25. The apparatus for processing calls as in claim 24 further comprising a summer that totals the determined number of call resources available among the plurality of call servers.

26. The apparatus for processing calls as in claim 25 further comprising defining the set of numbers as a sequential set beginning with one and ending with a number equal to the totaled number of call resources among the plurality of call servers.

27. The apparatus for processing calls as in claim 23 wherein the plurality of call servers further comprises a plurality of interactive voice response units.

28. The apparatus for processing calls as in claim 27 wherein the call processor further comprises a switch that connects the call to a voice channel of an interactive voice response unit of the plurality of interactive voice response units.
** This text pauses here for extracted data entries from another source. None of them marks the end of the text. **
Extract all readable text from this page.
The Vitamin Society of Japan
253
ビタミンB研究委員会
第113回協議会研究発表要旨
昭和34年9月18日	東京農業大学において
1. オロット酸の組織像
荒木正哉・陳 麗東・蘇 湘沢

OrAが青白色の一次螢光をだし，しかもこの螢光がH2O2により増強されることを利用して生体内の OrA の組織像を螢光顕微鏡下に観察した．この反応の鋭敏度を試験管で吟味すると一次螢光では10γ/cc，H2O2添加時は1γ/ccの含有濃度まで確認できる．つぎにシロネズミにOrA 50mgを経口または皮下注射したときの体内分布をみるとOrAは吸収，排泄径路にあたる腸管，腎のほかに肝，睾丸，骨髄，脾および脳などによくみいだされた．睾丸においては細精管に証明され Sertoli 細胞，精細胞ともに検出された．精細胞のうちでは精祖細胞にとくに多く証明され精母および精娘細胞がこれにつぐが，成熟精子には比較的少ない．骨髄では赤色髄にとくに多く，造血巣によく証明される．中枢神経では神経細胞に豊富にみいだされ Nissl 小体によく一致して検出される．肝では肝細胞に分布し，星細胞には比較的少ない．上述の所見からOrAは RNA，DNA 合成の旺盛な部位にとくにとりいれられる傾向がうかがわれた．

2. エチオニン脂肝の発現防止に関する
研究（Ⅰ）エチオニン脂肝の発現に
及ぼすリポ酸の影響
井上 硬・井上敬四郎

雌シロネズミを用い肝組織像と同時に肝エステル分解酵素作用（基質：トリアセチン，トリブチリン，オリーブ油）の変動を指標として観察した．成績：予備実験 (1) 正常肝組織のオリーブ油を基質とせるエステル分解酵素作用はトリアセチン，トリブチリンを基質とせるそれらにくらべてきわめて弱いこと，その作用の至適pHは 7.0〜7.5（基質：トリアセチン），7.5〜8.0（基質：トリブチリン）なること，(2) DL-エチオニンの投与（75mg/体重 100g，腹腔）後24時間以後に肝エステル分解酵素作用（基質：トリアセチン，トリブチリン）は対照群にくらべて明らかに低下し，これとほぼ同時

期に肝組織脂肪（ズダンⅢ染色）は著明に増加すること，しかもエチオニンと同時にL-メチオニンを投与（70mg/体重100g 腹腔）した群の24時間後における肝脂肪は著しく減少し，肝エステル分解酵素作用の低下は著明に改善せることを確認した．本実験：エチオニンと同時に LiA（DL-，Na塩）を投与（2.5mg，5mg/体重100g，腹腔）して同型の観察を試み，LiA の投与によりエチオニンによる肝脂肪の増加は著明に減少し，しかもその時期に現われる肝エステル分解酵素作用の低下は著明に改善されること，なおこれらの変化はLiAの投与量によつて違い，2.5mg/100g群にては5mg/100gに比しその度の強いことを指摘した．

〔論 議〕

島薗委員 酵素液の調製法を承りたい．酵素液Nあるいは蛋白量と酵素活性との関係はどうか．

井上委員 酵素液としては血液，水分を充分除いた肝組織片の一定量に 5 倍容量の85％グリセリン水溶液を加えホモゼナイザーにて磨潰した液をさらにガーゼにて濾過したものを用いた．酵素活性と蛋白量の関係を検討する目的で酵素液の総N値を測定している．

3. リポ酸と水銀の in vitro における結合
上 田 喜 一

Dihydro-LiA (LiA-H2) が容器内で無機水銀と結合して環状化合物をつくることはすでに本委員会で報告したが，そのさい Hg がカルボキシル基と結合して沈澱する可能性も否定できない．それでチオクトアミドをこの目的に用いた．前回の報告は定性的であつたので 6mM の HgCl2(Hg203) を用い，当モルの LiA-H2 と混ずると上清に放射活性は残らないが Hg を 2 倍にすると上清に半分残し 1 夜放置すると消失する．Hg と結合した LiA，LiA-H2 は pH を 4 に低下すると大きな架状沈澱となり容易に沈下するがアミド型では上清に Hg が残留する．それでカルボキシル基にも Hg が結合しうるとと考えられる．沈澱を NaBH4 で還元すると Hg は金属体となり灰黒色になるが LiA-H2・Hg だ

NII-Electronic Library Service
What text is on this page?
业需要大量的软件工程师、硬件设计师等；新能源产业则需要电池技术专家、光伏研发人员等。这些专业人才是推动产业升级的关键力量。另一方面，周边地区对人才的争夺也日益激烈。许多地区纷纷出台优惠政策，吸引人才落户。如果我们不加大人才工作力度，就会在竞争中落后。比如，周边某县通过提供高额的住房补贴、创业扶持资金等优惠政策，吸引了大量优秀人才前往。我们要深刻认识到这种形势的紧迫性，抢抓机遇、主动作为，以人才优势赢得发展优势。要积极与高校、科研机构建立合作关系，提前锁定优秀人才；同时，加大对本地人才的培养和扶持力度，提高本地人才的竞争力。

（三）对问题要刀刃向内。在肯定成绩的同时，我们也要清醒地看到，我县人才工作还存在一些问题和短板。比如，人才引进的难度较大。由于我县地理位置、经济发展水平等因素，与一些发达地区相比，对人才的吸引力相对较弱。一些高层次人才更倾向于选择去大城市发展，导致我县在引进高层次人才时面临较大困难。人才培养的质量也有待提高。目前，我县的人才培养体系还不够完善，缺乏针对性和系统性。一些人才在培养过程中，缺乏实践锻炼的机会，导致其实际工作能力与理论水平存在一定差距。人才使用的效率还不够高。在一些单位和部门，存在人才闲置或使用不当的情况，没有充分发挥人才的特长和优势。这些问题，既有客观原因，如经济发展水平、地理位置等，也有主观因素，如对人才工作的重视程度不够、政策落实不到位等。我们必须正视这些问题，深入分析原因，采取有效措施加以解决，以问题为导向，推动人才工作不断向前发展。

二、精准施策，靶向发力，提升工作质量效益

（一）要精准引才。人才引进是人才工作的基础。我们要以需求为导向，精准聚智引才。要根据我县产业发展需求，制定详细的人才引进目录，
29. A method of selecting a resource within one of a plurality of call processing servers coupled to the public switched telephone network, such method comprising:

determining a number of call processing resources available within each call processing server of the plurality of call processing servers;

totaling the determined number of available call processing resources among the plurality of call processing servers;

allocating a portion of the numbers between zero and the total number to each call processing server of the plurality of call processing servers in direct proportion to the resources available within that server;

randomly selecting a number between zero and the total determined number; and

assigning a call to the call processing server with an allocated number that matches the randomly selected number.

30. A method of processing resource requests within a load distribution system having a plurality of resource providers, such method comprising:

determining a number of resources available within each resource provider of the plurality of resource providers;

assigning a portion of a set of numbers to each resource provider of the plurality of resource providers in direct proportion to the resources available within that resource provider;

randomly selecting a number from the set; and

assigning a resource request to the resource provider of the plurality of resource provider with an assigned number that matches the randomly selected number.

31. The method of processing resource requests as in claim 30 further comprising defining the direct proportion as a one-to-one relationship between the number of resources available within each resource provider and the numbers in the set assigned to the resource provider.

32. The method of processing resource requests as in claim 31 further comprising totaling the determined number of resources available among the plurality of resource providers.

33. The method of processing resource requests as in claim 32 further comprising defining the set of numbers as a sequential set beginning with one and ending with a number equal to the totaled number of resources among the plurality of resource providers.

34. The method of processing resource requests as in claim 30 wherein the step of randomly selecting a number from the set further comprises receiving a number from a pseudo-random number generator.

35. The method of processing resource requests as in claim 34 further comprising further randomizing the random number from the pseudo-random number generator by allowing the pseudo-random number generator to continuously generate numbers and only selecting a number from the pseudo-random number generator when a need arises.